Dasha gasped. "How can you--"

"How can you?" said Enna.

"Enna, enough!" Isi snapped. The queen's energy seemed as frayed as an oft-washed rag.

Enna sighed. "Sorry, Isi. Sorry, Dasha. I'm...I'm just...sorry."

"No, I'm sorry. I..." Isi voice thickened, and she did not speak. But in the silence, what Isi did not say seemed loudest to Rin--Razo is dead, and his murderer has my son...


[Extra contemplations on trees and such]

The bark took her thoughts down through the thousand tips of its roots, and there she noticed another tree's roots wound through, and then another's, and on and on, all the trees of the wood connected as if holding hands. Perhaps, she thought, woods and forests were not accidental. Trees grouped together had a better chance of surviving a windstorm, trees whose roots intertwined with other roots were doubly strong. Wind was devastating to trees, memories of weather crowding her mind, shudders of wind ripping leaves from limbs or knocking trees down, their massive trunks prostrate on the forest floor, their raw roots torn from the earth and drying in the air. Wind killed trees. She did not like the thought.


[After they're leaving Castle Daire, Rin struggling with how much to say. It didn't work anymore after I made other changes.]

"No, Rin won't want to ride," Enna was saying.

"She might," said Dasha. "I know I would rather not spend days bouncing around the the back of a wagon."

"You know how uncomfortable she is on a horse," said Isi. "Let's just let her be."

"I'll ride."

The three girls looked at Rin as if she were a stone who had just said, "Good morning."

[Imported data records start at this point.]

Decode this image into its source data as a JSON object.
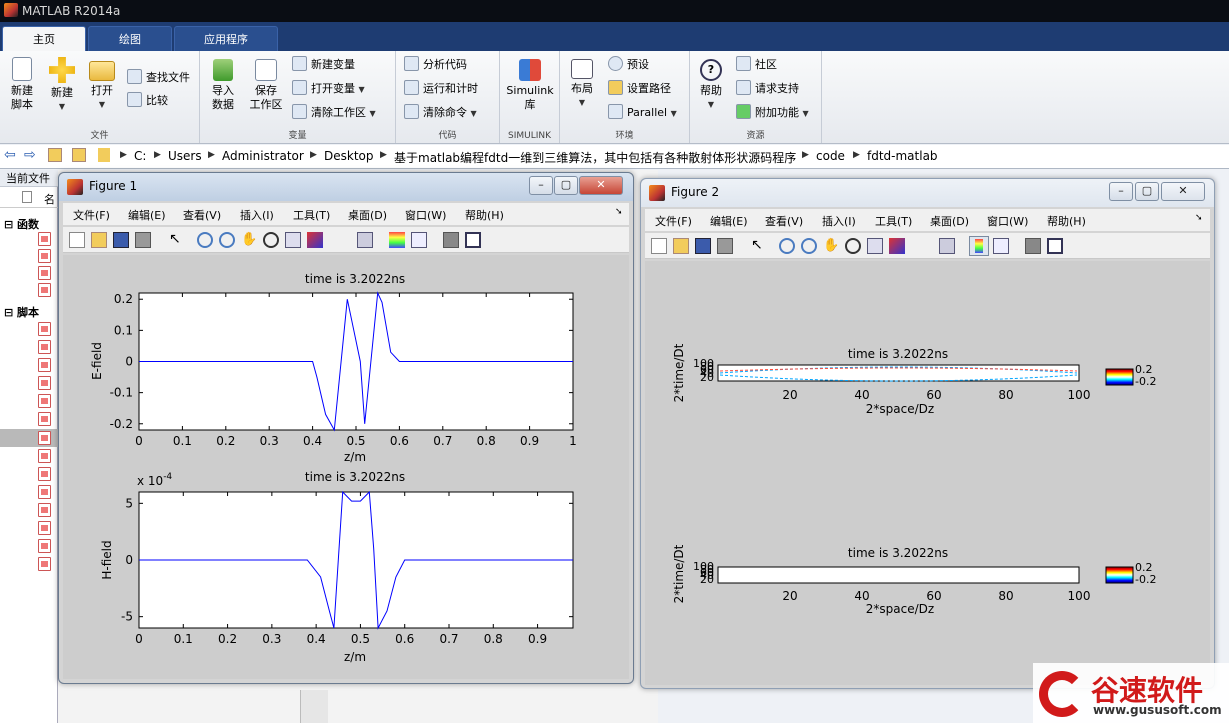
{
  "app": {
    "title": "MATLAB R2014a"
  },
  "ribbon_tabs": [
    {
      "label": "主页"
    },
    {
      "label": "绘图"
    },
    {
      "label": "应用程序"
    }
  ],
  "ribbon": {
    "file": {
      "name": "文件",
      "new_script": "新建\n脚本",
      "new": "新建",
      "open": "打开",
      "find_files": "查找文件",
      "compare": "比较"
    },
    "variable": {
      "name": "变量",
      "import": "导入\n数据",
      "save": "保存\n工作区",
      "new_var": "新建变量",
      "open_var": "打开变量",
      "clear_ws": "清除工作区"
    },
    "code": {
      "name": "代码",
      "analyze": "分析代码",
      "run_time": "运行和计时",
      "clear_cmd": "清除命令"
    },
    "simulink": {
      "name": "SIMULINK",
      "lib": "Simulink\n库"
    },
    "env": {
      "name": "环境",
      "layout": "布局",
      "prefs": "预设",
      "set_path": "设置路径",
      "parallel": "Parallel"
    },
    "resources": {
      "name": "资源",
      "help": "帮助",
      "community": "社区",
      "support": "请求支持",
      "addons": "附加功能"
    }
  },
  "address": {
    "crumbs": [
      "C:",
      "Users",
      "Administrator",
      "Desktop",
      "基于matlab编程fdtd一维到三维算法，其中包括有各种散射体形状源码程序",
      "code",
      "fdtd-matlab"
    ]
  },
  "left_panel": {
    "title": "当前文件",
    "col_name": "名",
    "section_functions": "函数",
    "section_scripts": "脚本"
  },
  "figure_menu": [
    "文件(F)",
    "编辑(E)",
    "查看(V)",
    "插入(I)",
    "工具(T)",
    "桌面(D)",
    "窗口(W)",
    "帮助(H)"
  ],
  "figure1": {
    "title": "Figure 1",
    "plot1": {
      "title": "time is 3.2022ns",
      "ylabel": "E-field",
      "xlabel": "z/m",
      "yticks": [
        "0.2",
        "0.1",
        "0",
        "-0.1",
        "-0.2"
      ],
      "xticks": [
        "0",
        "0.1",
        "0.2",
        "0.3",
        "0.4",
        "0.5",
        "0.6",
        "0.7",
        "0.8",
        "0.9",
        "1"
      ]
    },
    "plot2": {
      "title": "time is 3.2022ns",
      "ylabel": "H-field",
      "xlabel": "z/m",
      "exponent": "x 10",
      "exponent_power": "-4",
      "yticks": [
        "5",
        "0",
        "-5"
      ],
      "xticks": [
        "0",
        "0.1",
        "0.2",
        "0.3",
        "0.4",
        "0.5",
        "0.6",
        "0.7",
        "0.8",
        "0.9"
      ]
    }
  },
  "figure2": {
    "title": "Figure 2",
    "plot1": {
      "title": "time is 3.2022ns",
      "ylabel": "2*time/Dt",
      "xlabel": "2*space/Dz",
      "xticks": [
        "20",
        "40",
        "60",
        "80",
        "100"
      ],
      "yticks": [
        "100",
        "80",
        "60",
        "40",
        "20"
      ],
      "cbar": [
        "0.2",
        "-0.2"
      ]
    },
    "plot2": {
      "title": "time is 3.2022ns",
      "ylabel": "2*time/Dt",
      "xlabel": "2*space/Dz",
      "xticks": [
        "20",
        "40",
        "60",
        "80",
        "100"
      ],
      "yticks": [
        "100",
        "80",
        "60",
        "40",
        "20"
      ],
      "cbar": [
        "0.2",
        "-0.2"
      ]
    }
  },
  "watermark": {
    "brand": "谷速软件",
    "url": "www.gususoft.com"
  },
  "chart_data": [
    {
      "type": "line",
      "title": "time is 3.2022ns",
      "xlabel": "z/m",
      "ylabel": "E-field",
      "xlim": [
        0,
        1
      ],
      "ylim": [
        -0.22,
        0.22
      ],
      "x": [
        0,
        0.4,
        0.41,
        0.43,
        0.45,
        0.48,
        0.51,
        0.52,
        0.55,
        0.56,
        0.58,
        0.6,
        1
      ],
      "y": [
        0,
        0,
        -0.05,
        -0.17,
        -0.22,
        0.2,
        0.0,
        -0.2,
        0.22,
        0.19,
        0.03,
        0,
        0
      ]
    },
    {
      "type": "line",
      "title": "time is 3.2022ns",
      "xlabel": "z/m",
      "ylabel": "H-field",
      "ylim": [
        -0.0006,
        0.0006
      ],
      "xlim": [
        0,
        0.98
      ],
      "x": [
        0,
        0.38,
        0.41,
        0.43,
        0.44,
        0.46,
        0.48,
        0.5,
        0.52,
        0.53,
        0.54,
        0.56,
        0.58,
        0.6,
        0.98
      ],
      "y": [
        0,
        0,
        -0.00015,
        -0.00045,
        -0.0006,
        0.0006,
        0.00052,
        0.00052,
        0.0006,
        0.0001,
        -0.0006,
        -0.00045,
        -0.00015,
        0,
        0
      ]
    }
  ],
  "colors": {
    "line": "#0000ff",
    "ribbon_tab_active": "#f5f6f7",
    "ribbon_tabbar": "#1e3c72",
    "watermark_red": "#d11a1a"
  }
}
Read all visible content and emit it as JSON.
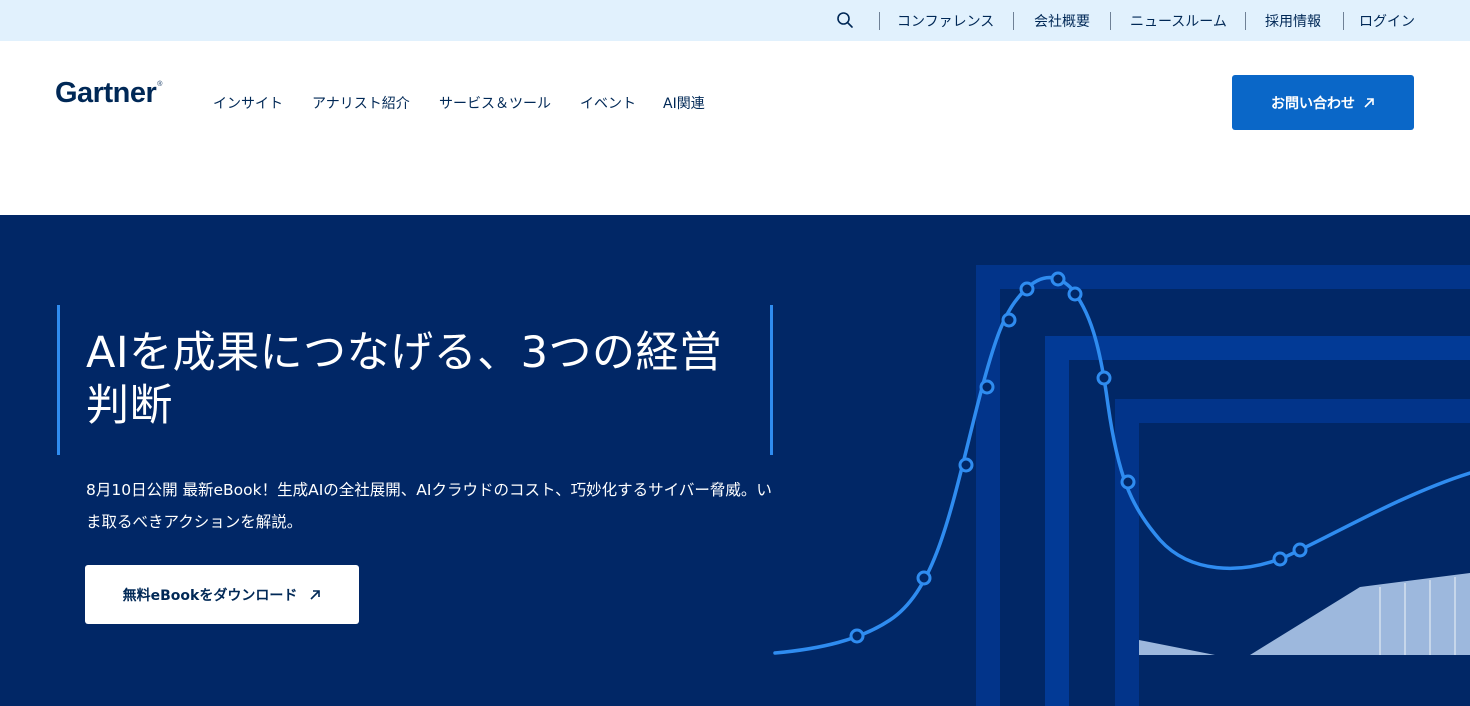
{
  "utility_nav": {
    "search_icon": "search-icon",
    "links": [
      "コンファレンス",
      "会社概要",
      "ニュースルーム",
      "採用情報",
      "ログイン"
    ]
  },
  "header": {
    "logo": "Gartner",
    "logo_mark": "®",
    "nav": [
      "インサイト",
      "アナリスト紹介",
      "サービス＆ツール",
      "イベント",
      "AI関連"
    ],
    "cta_label": "お問い合わせ",
    "cta_icon": "arrow-up-right-icon"
  },
  "hero": {
    "title": "AIを成果につなげる、3つの経営判断",
    "description": "8月10日公開 最新eBook！生成AIの全社展開、AIクラウドのコスト、巧妙化するサイバー脅威。いま取るべきアクションを解説。",
    "button_label": "無料eBookをダウンロード",
    "button_icon": "arrow-up-right-icon"
  },
  "colors": {
    "utility_bg": "#e1f1fd",
    "brand_navy": "#002856",
    "hero_bg": "#012766",
    "accent_blue": "#0a67c8",
    "curve_blue": "#2f8cf0"
  }
}
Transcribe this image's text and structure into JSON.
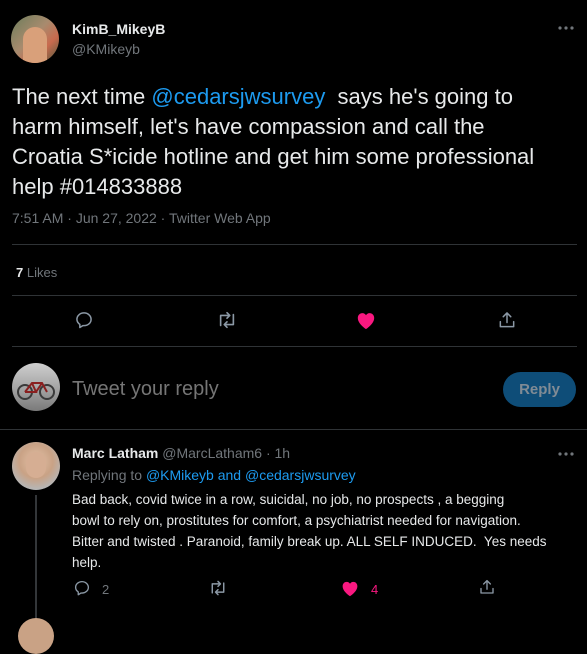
{
  "tweet": {
    "author_name": "KimB_MikeyB",
    "author_handle": "@KMikeyb",
    "text_before": "The next time ",
    "mention": "@cedarsjwsurvey",
    "text_line1_rest": "  says he's going to",
    "text_line2": "harm himself, let's have compassion and call the",
    "text_line3": "Croatia S*icide hotline and get him some professional",
    "text_line4": "help #014833888",
    "time": "7:51 AM",
    "date": "Jun 27, 2022",
    "source": "Twitter Web App",
    "likes_count": "7",
    "likes_label": "Likes",
    "liked": true
  },
  "reply_box": {
    "placeholder": "Tweet your reply",
    "button_label": "Reply"
  },
  "reply": {
    "author_name": "Marc Latham",
    "author_handle": "@MarcLatham6",
    "age": "1h",
    "replying_to_label": "Replying to",
    "replying_to_user1": "@KMikeyb",
    "replying_and": "and",
    "replying_to_user2": "@cedarsjwsurvey",
    "line1": "Bad back, covid twice in a row, suicidal, no job, no prospects , a begging",
    "line2": "bowl to rely on, prostitutes for comfort, a psychiatrist needed for navigation.",
    "line3": "Bitter and twisted . Paranoid, family break up. ALL SELF INDUCED.  Yes needs",
    "line4": "help.",
    "reply_count": "2",
    "like_count": "4"
  },
  "colors": {
    "background": "#000000",
    "accent": "#1d9bf0",
    "like": "#f91880",
    "muted": "#71767b",
    "divider": "#2f3336"
  },
  "icons": [
    "more-icon",
    "reply-icon",
    "retweet-icon",
    "heart-filled-icon",
    "share-icon"
  ]
}
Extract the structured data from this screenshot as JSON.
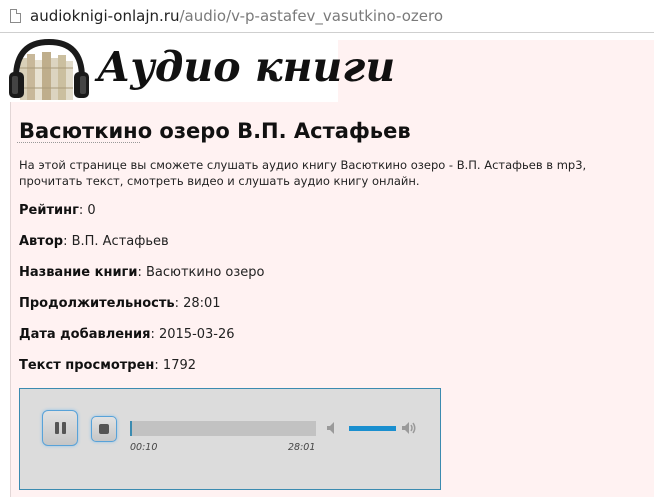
{
  "browser": {
    "url_domain": "audioknigi-onlajn.ru",
    "url_path": "/audio/v-p-astafev_vasutkino-ozero"
  },
  "header": {
    "logo_text": "Аудио книги",
    "logo_icon": "headphones-books-icon"
  },
  "page": {
    "title": "Васюткино озеро В.П. Астафьев",
    "description": "На этой странице вы сможете слушать аудио книгу Васюткино озеро - В.П. Астафьев в mp3, прочитать текст, смотреть видео и слушать аудио книгу онлайн."
  },
  "fields": [
    {
      "label": "Рейтинг",
      "value": "0"
    },
    {
      "label": "Автор",
      "value": "В.П. Астафьев"
    },
    {
      "label": "Название книги",
      "value": "Васюткино озеро"
    },
    {
      "label": "Продолжительность",
      "value": "28:01"
    },
    {
      "label": "Дата добавления",
      "value": "2015-03-26"
    },
    {
      "label": "Текст просмотрен",
      "value": "1792"
    }
  ],
  "player": {
    "current_time": "00:10",
    "duration": "28:01",
    "progress_fraction": 0.006,
    "volume_fraction": 1.0,
    "accent_color": "#3b8bb0",
    "pause_icon": "pause-icon",
    "stop_icon": "stop-icon",
    "mute_icon": "speaker-mute-icon",
    "volume_icon": "speaker-volume-icon"
  }
}
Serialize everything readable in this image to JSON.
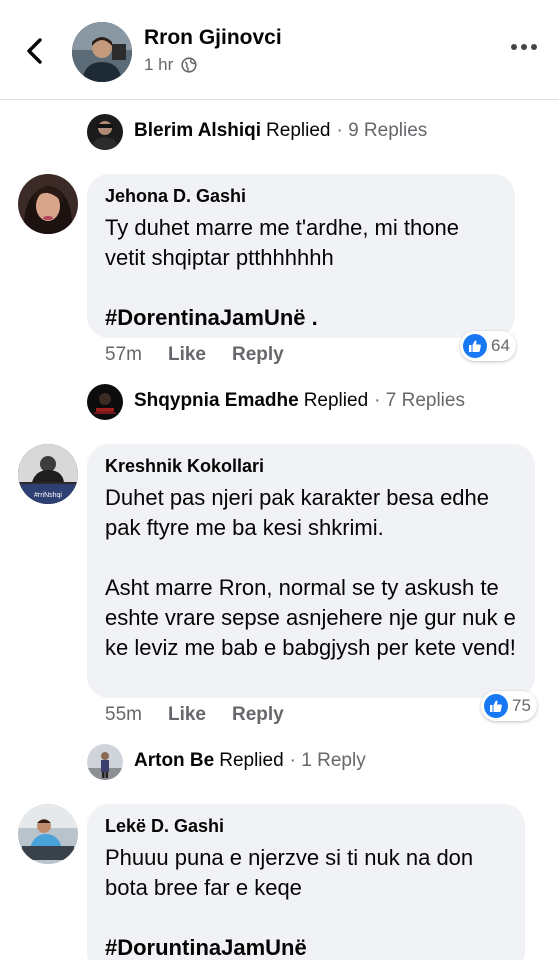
{
  "header": {
    "title": "Rron Gjinovci",
    "time": "1 hr",
    "icons": {
      "back": "chevron-left-icon",
      "audience": "globe-icon",
      "more": "more-horizontal-icon"
    }
  },
  "replies_summary": [
    {
      "name": "Blerim Alshiqi",
      "replied": "Replied",
      "count": "· 9 Replies"
    },
    {
      "name": "Shqypnia Emadhe",
      "replied": "Replied",
      "count": "· 7 Replies"
    },
    {
      "name": "Arton Be",
      "replied": "Replied",
      "count": "· 1 Reply"
    }
  ],
  "comments": [
    {
      "author": "Jehona D. Gashi",
      "text": "Ty duhet marre me t'ardhe, mi thone vetit shqiptar ptthhhhhh",
      "hashtag": "#DorentinaJamUnë .",
      "time": "57m",
      "like": "Like",
      "reply": "Reply",
      "reactions": "64"
    },
    {
      "author": "Kreshnik Kokollari",
      "text": "Duhet pas njeri pak karakter besa edhe pak ftyre me ba kesi shkrimi.",
      "text2": "Asht marre Rron, normal se ty askush te eshte vrare sepse asnjehere nje gur nuk e ke leviz me bab e babgjysh per kete vend!",
      "time": "55m",
      "like": "Like",
      "reply": "Reply",
      "reactions": "75",
      "avatar_caption": "#rriNshqi"
    },
    {
      "author": "Lekë D. Gashi",
      "text": "Phuuu puna e njerzve si ti nuk na don bota bree far e keqe",
      "hashtag": "#DoruntinaJamUnë"
    }
  ],
  "colors": {
    "bubble": "#f0f2f5",
    "muted": "#65676b",
    "like_blue": "#1877f2",
    "text": "#050505"
  }
}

"You'd like to ride?" asked Isi.

Rin nodded. "Sometimes. When you want to sit in the wagon with Tusken, I'll ride your horse, Isi."

How slick the words came out, how pleasant they felt in her mouth, like eating fresh carrots--and how much potential to do wrong. She bit her tongue and returned her attention to Tusken.

[Another contemplation on trees]
Rin considered that summer dressed the aspens in propriety, their hard little leaves shivering modestly when stirred by a breeze, like a thoughtful person nodding her head but standing still. But without their leaves, the trees became sudden in their expression, animated in their starkness. The limbs of the small trees stuck up and out as though expressing surprise. The larger trees gesticulated madly, at the sky, at each other, at their own nakedness. Two fat limbs in one aspen had grown crisscrossed as though it were folding its arms, a black knothole frowning down at her. She frowned back and wondered how she changed when naked.